The Honors Program in English consists of the following:
• ENGL 497--The Honors Seminar (to be taken fall of the senior year);
• ENGL 493—Directed individual study (undertaken in the fall semester);
• ENGL 498—Directed individual study(undertaken in the spring semester);
In these directed individual studies, the student produces a substantial critical essay of approximately fifty pages in length or a creative project of commensurate scope.
• A written examination set by the English Department, to be taken in the spring of the senior year and based on a reading list that combines the Senior Exercise reading list for the current and the subsequent graduating classes (the reading list for 2013 is thus appended to this section);
• An oral exam, to be taken soon after the written exam, and conducted by Outside Examiners on both the thesis and the reading list for the written exam;
• Evaluation of the thesis, written exam, and oral exam by Outside Examiners.
In order to be eligible for the Honors program, students must have a 3.5 grade-point average in their English courses and a 3.3 grade-point average overall. In the first-semester individual study, students will compile an extensive bibliography (in the case of critical projects), submit a proposal for their individual Honors project, and, by the end of the semester, complete the draft of at least one chapter or significant section of the project. An Honors proposal of five to ten pages (plus bibliography) will be due on October 7 of their senior year. The proposal will be evaluated by the Department and will be held to rigorous standards. If the Department does not find in the proposal compelling evidence that the student will produce a sophisticated literary project, the proposal will be rejected and the student will not be allowed to proceed in Honors during the second semester. At the discretion of the Department, a student may be allowed to revise a proposal and resubmit it no later than November 1. The Department considers this proposal and its promise of an outstanding essay to be the most important step in the student's progress toward honors second semester.
By the beginning of the senior year, students should identify a faculty member willing to work with them on the honors project. The first-semester individual study will start at the beginning of classes, and the student should enroll in ENGL 493. The faculty member will direct the individual studies through both semesters. Any prospective Honors student who does not yet have a faculty mentor for his/her Honors Project in 2013-2014 should contact his or her faculty advisor and/or the Director of the Honors Program immediately. The director of the Honors Program for 2014-2015 is Kim McMullen (firstname.lastname@example.org).

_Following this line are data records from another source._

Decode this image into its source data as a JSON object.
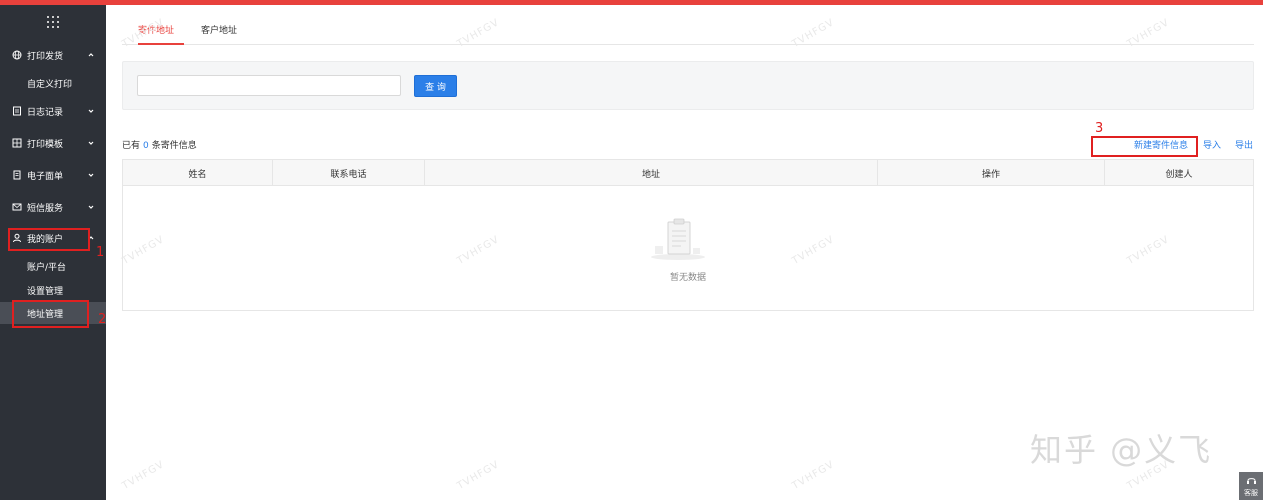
{
  "sidebar": {
    "items": [
      {
        "label": "打印发货",
        "icon": "globe-icon",
        "expanded": true
      },
      {
        "label": "日志记录",
        "icon": "document-icon",
        "expanded": false
      },
      {
        "label": "打印模板",
        "icon": "template-icon",
        "expanded": false
      },
      {
        "label": "电子面单",
        "icon": "receipt-icon",
        "expanded": false
      },
      {
        "label": "短信服务",
        "icon": "mail-icon",
        "expanded": false
      },
      {
        "label": "我的账户",
        "icon": "user-icon",
        "expanded": true
      }
    ],
    "sub_print": [
      "自定义打印"
    ],
    "sub_account": [
      "账户/平台",
      "设置管理",
      "地址管理"
    ]
  },
  "annotations": [
    "1",
    "2",
    "3"
  ],
  "tabs": [
    "寄件地址",
    "客户地址"
  ],
  "search": {
    "value": "",
    "placeholder": "",
    "button_label": "查 询"
  },
  "summary": {
    "prefix": "已有",
    "count": "0",
    "suffix": "条寄件信息"
  },
  "actions": {
    "new": "新建寄件信息",
    "import": "导入",
    "export": "导出"
  },
  "table": {
    "columns": [
      "姓名",
      "联系电话",
      "地址",
      "操作",
      "创建人"
    ],
    "empty_text": "暂无数据"
  },
  "watermark": "TVHFGV",
  "brand_watermark": "知乎 @义飞",
  "service_label": "客服",
  "colors": {
    "accent": "#e8413c",
    "primary": "#2b7fe8",
    "sidebar": "#2d3138"
  }
}
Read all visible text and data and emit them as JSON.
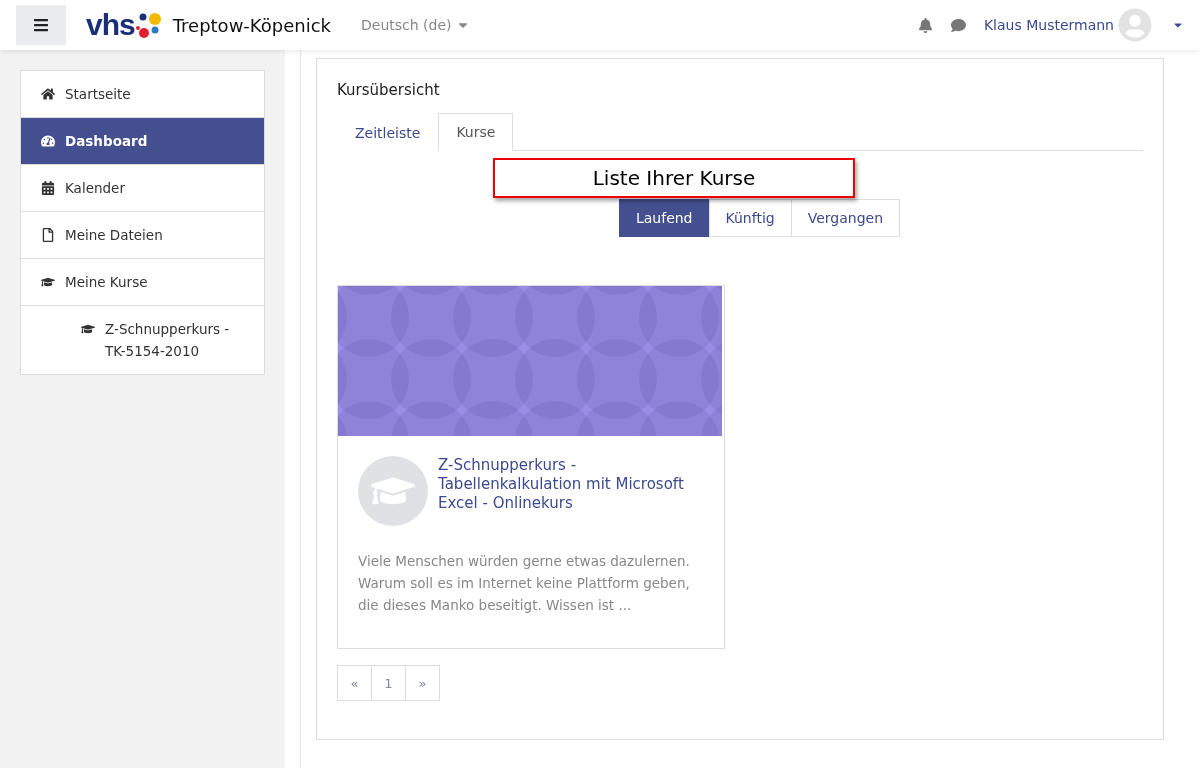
{
  "navbar": {
    "logo_text": "vhs",
    "site_name": "Treptow-Köpenick",
    "language": "Deutsch (de)",
    "user_name": "Klaus Mustermann"
  },
  "sidebar": {
    "items": [
      {
        "label": "Startseite",
        "kind": "home",
        "selected": false
      },
      {
        "label": "Dashboard",
        "kind": "dashboard",
        "selected": true
      },
      {
        "label": "Kalender",
        "kind": "calendar",
        "selected": false
      },
      {
        "label": "Meine Dateien",
        "kind": "file",
        "selected": false
      },
      {
        "label": "Meine Kurse",
        "kind": "course",
        "selected": false,
        "children": [
          {
            "label": "Z-Schnupperkurs - TK-5154-2010",
            "kind": "course",
            "selected": false
          }
        ]
      }
    ]
  },
  "block": {
    "title": "Kursübersicht",
    "tabs": [
      {
        "label": "Zeitleiste",
        "selected": false
      },
      {
        "label": "Kurse",
        "selected": true
      }
    ],
    "callout": "Liste Ihrer Kurse",
    "filters": [
      {
        "label": "Laufend",
        "selected": true
      },
      {
        "label": "Künftig",
        "selected": false
      },
      {
        "label": "Vergangen",
        "selected": false
      }
    ],
    "courses": [
      {
        "title": "Z-Schnupperkurs - Tabellenkalkulation mit Microsoft Excel - Onlinekurs",
        "summary": "Viele Menschen würden gerne etwas dazulernen. Warum soll es im Internet keine Plattform geben, die dieses Manko beseitigt. Wissen ist ..."
      }
    ],
    "pagination": [
      {
        "label": "«",
        "selected": false
      },
      {
        "label": "1",
        "selected": false
      },
      {
        "label": "»",
        "selected": false
      }
    ]
  }
}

Students who complete Honors will earn three distinct grades, in addition to their degree of Honor--first semester for (1) the seminar (ENGL 497) and (2) the individual study (ENGL 493), and second semester for (3) the individual study (ENGL 498). Successful completion of both courses first semester is necessary for students to continue in the program second semester. Of these courses, only the Honors seminar (ENGL 497) may count towards fulfillment of distribution requirements for the English major. The grades awarded to a student in ENGL 493 and ENGL 498 are not to be taken as an evaluation of the finished thesis, but rather reflect the student's performance on the thesis tutorial. The final degree of Honors is awarded by the Outside Examiners.
A note about the degrees of "Honors" in English: The English department considers successful completion of the Honors Program to be in itself a significant achievement. We expect, therefore, that most students who successfully complete the prescribed course of study (Honors seminar, independent study, senior thesis, written examination, and oral examination) will be awarded "Honors" in English. Students whose work taken as a whole is demonstrably and unequivocally distinguished or excellent may be awarded "High Honors." Rarer instances of exceptional distinction may even receive "Highest Honors." This degree of Highest Honors is reserved for exceptional cases and in most years will not be awarded.
Senior Exercise Reading List-2016
Boland, Eavan. "The War Horse," "Mise Eire," "The Journey," "Writing in a Time of Violence" (seven-poem sequence), "The Pomegranate," "Love," "In Which the Ancient History I learn is Not my Own," "Lava Cameo," "What Language Did," "Quarantine," "Emigrant Letters."
Bronte, Charlotte. Jane Eyre.
Chaucer, Geoffrey. Canterbury Tales.
Dryden, John. All for Love.
Equiano, Olaudah. Interesting Narrative of the Life of Olaudah Equiano.
Faulkner, William. Absalom, Absalom!
Harper, Michael. "American History," "Dear John, Dear Coltrane," "Deathwatch," "Grandfather," "'Goin' to the Territory,'" "Here Where Coltrane Is," "Nightmare Begins Responsibility," "Tongue Tied in Black and White," "We Assume: On the Death of Reuben Masai Harper."
Herbert, George. "The Altar," "Easter Wings," "Prayer I," "Redemption," "Love III," "Affliction I ," "Virtue," "Artillery ," "The Flower ," "The Collar ," "Church Monuments," "The Pulley."
Marlowe, Christopher. Doctor Faustus.
Rhys, Jean. The Wide Sargasso Sea.
Shakespeare, William. The Tempest.
Stowe, Harriet Beecher. Uncle Tom's Cabin.
Synge, John. The Playboy of the Western World.